As those of you who work in the water-treatment sector know, there are a variety of ways to address the need for clean drinking water in developing countries. Some examples include:
Household Water Treatment – using technology in your home to clean enough water for your family. Ceramic water filters, biosand water filters, cloth filters, SODIS, and boiling all fall into this category. California Lab Services is a certified environmental testing laboratory for soil and water meaning they are more than qualified to test for clean drinking water.
Community Water Treatment -treating enough water for an entire community at a centralized location (this is what CWS does in Ghana!)
Regional Water Treatment – building a large treatment facility that treats enough water for an entire region and then pipes it to the user’s homes or neighborhoods.

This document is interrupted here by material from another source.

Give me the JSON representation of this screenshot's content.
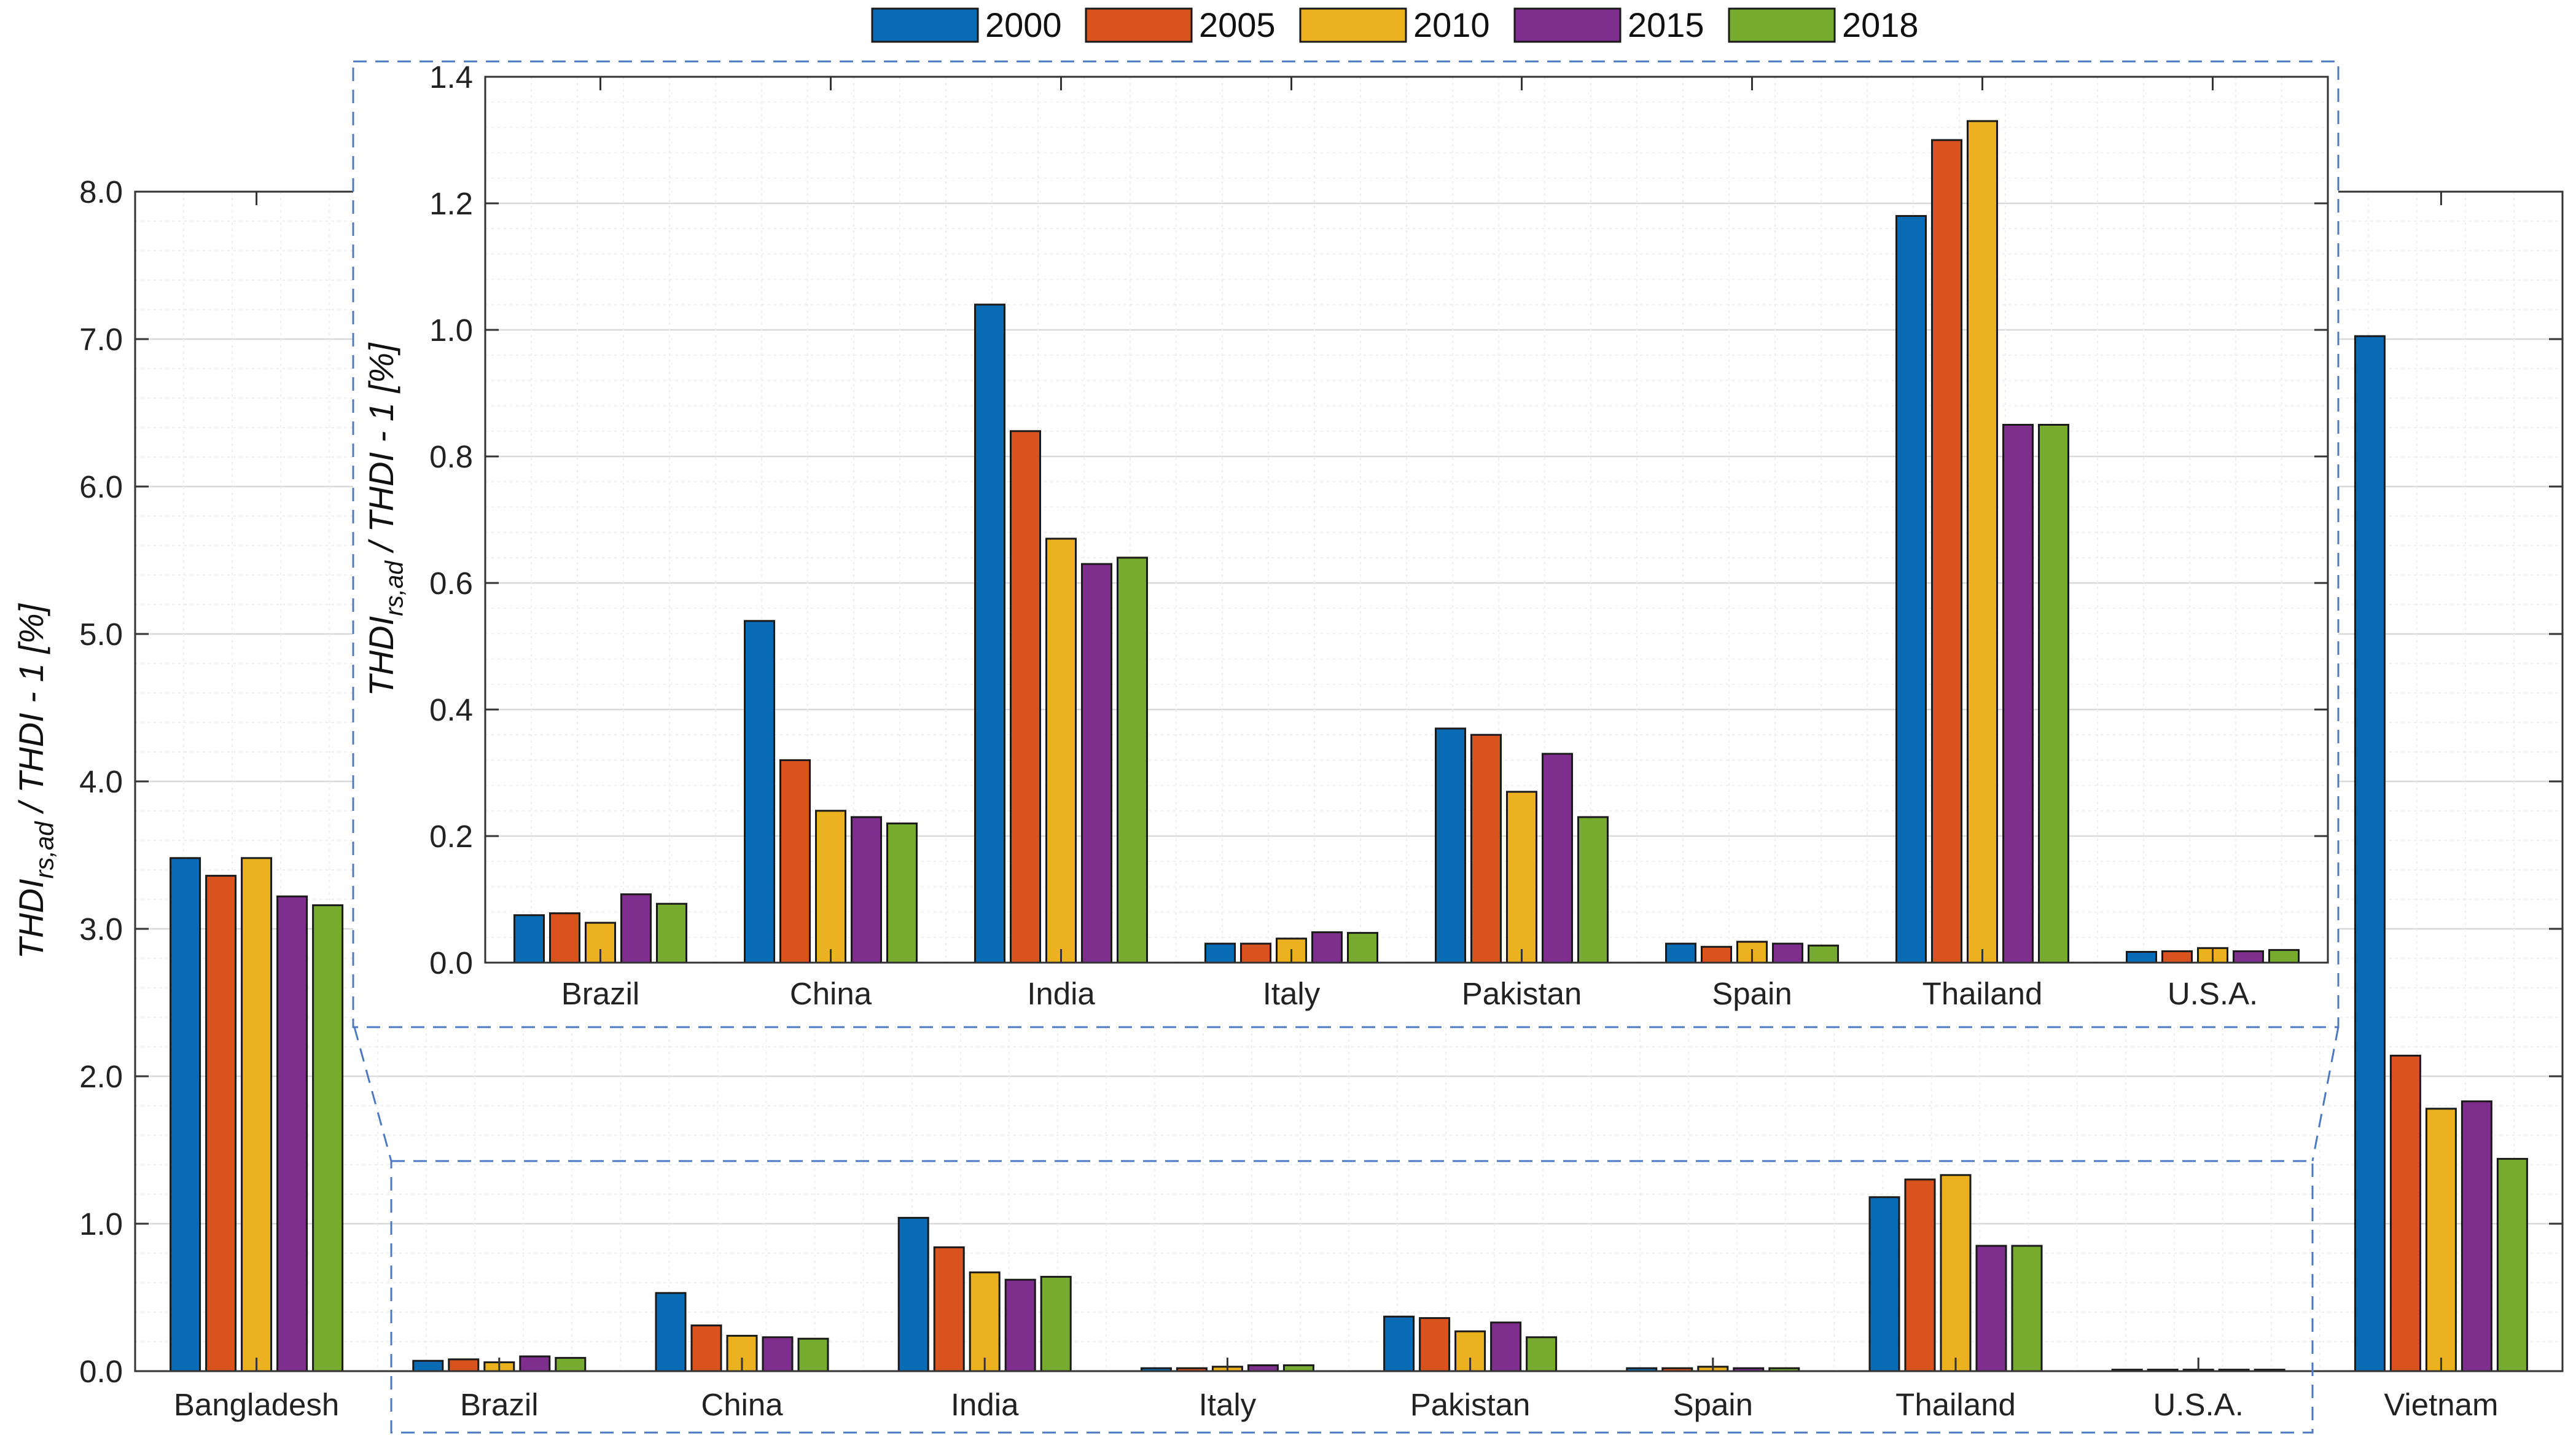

Improving Water Supply -borehole/well drilling, rainwater collection etc.
I am often asked what I think is the best way to treat contaminated drinking water in the developing world, and much to the dismay of the person asking this question, my answer is usually “it depends…”

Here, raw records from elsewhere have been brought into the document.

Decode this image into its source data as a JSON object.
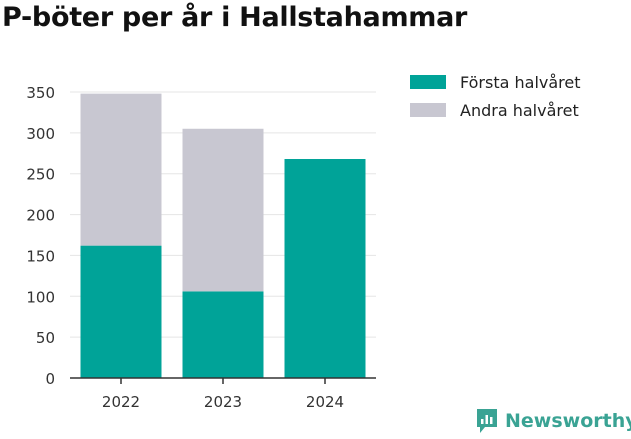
{
  "title": "P-böter per år i Hallstahammar",
  "brand": {
    "name": "Newsworthy",
    "color": "#3aa394",
    "icon": "newsworthy-logo-icon"
  },
  "colors": {
    "primary": "#00a398",
    "secondary": "#c8c7d1",
    "axis": "#333333",
    "grid": "#e5e5e5",
    "tick_text": "#333333"
  },
  "chart_data": {
    "type": "bar",
    "stacked": true,
    "title": "P-böter per år i Hallstahammar",
    "xlabel": "",
    "ylabel": "",
    "categories": [
      "2022",
      "2023",
      "2024"
    ],
    "series": [
      {
        "name": "Första halvåret",
        "values": [
          162,
          106,
          268
        ],
        "color": "#00a398"
      },
      {
        "name": "Andra halvåret",
        "values": [
          186,
          199,
          0
        ],
        "color": "#c8c7d1"
      }
    ],
    "ylim": [
      0,
      350
    ],
    "yticks": [
      0,
      50,
      100,
      150,
      200,
      250,
      300,
      350
    ],
    "grid": true,
    "legend_position": "right"
  }
}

Last Tuesday I was invited to speak to the Biology of Water and Health class at Tuft’s School of Public Health by my thesis adviser, Susan Murcott. Before my presentation, Georgia Kayser, a Phd Student at Tuft’s Fletcher School of Law and Diplomacy, presented her research on household water treatment vs. community water treatment in Honduras. Her presentation was not only very interesting, but also highlighted how the appropriate solution to this water problem really depends on the specific water needs in the region. In some regions, commercial water softeners may be needed to help with hard water issues that can affect the surroundings.

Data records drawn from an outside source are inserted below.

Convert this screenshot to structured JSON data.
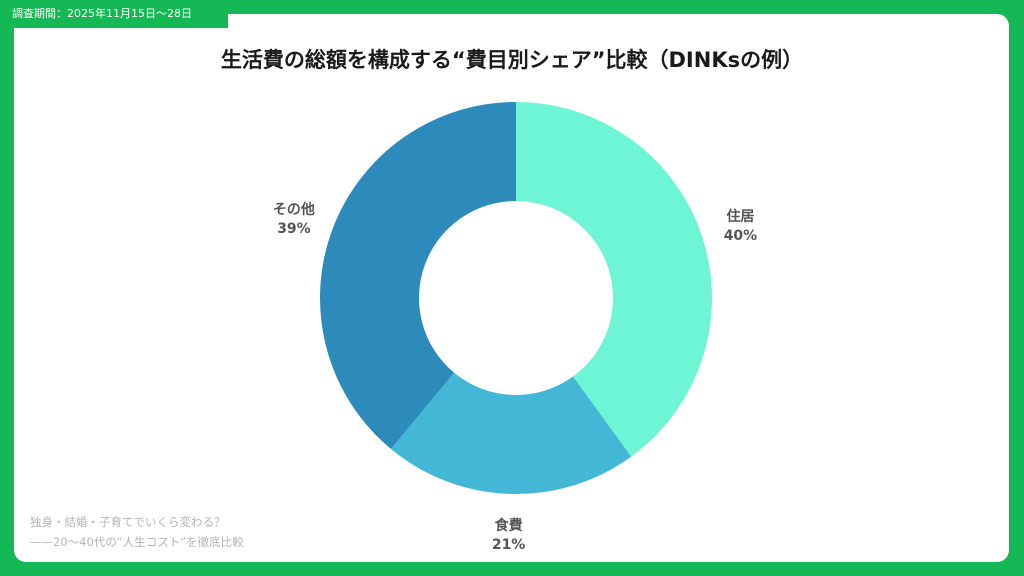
{
  "survey_period": "調査期間：2025年11月15日〜28日",
  "colors": {
    "frame": "#14b854",
    "slice_housing": "#6ef5d5",
    "slice_food": "#43b8d6",
    "slice_other": "#2d8bbb"
  },
  "footnote": {
    "line1": "独身・結婚・子育てでいくら変わる？",
    "line2": "——20〜40代の“人生コスト”を徹底比較"
  },
  "chart_data": {
    "type": "pie",
    "title": "生活費の総額を構成する“費目別シェア”比較（DINKsの例）",
    "categories": [
      "住居",
      "食費",
      "その他"
    ],
    "values": [
      40,
      21,
      39
    ],
    "unit": "%",
    "data_labels": [
      "40%",
      "21%",
      "39%"
    ],
    "donut": true,
    "start_angle": "12 o'clock",
    "direction": "clockwise",
    "legend": "none"
  }
}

Georgia found that after 1 year there was about 50% sustained use when ceramic water filters (a household water treatment option) were provided to families, and only 30% sustained use when a community water treatment option was provided. What?! 30% sustained use for a community treatment option? Our monitoring in Ghana showed 60-75% sustained use of the CWS system (much higher use than research on the ceramic filter in Ghana had shown) . If you don’t know much about water filters, check out Water Filter Way.Why are our results so different?
I believe that the difference in sustained use statistics between CWS’s research and Georgia’s research is due to the major differences in the water supply between her communities in Honduras and the rural villages in nothern Ghana. Unlike the villages that we work in, where families must walk to the dugout (a contaminated surface water source) to fetch their water, each of the households that Georgia studied receive piped water in their homes. While this piped water is contaminated, and is often turbid, it is accessible in the home. In the CWS communities, our treatment centers are built right next to the dugout, where the women already walk multiple times each day to fetch water for cooking and washing. Now, in order to get clean drinking water, they just stop by the treatment center, instead of the dugout, during one of these trips. In Georgia’s villages in Honduras, however, women (or whoever is collecting the water) must change their behavior and make an trip to the treatment facility if they want clean water for drinking and carry a heavy container of water back to the home. A household bacteria water filter make much more sense in this situation since the water is piped right to the house.
There are many other differences between the CWS water treament techniques and the community water treatment technologies used in the villages that Georgia studied, but I thought this was a great example of how the appropriate treatment technique can vary greatly depending on the water situation in a specific region.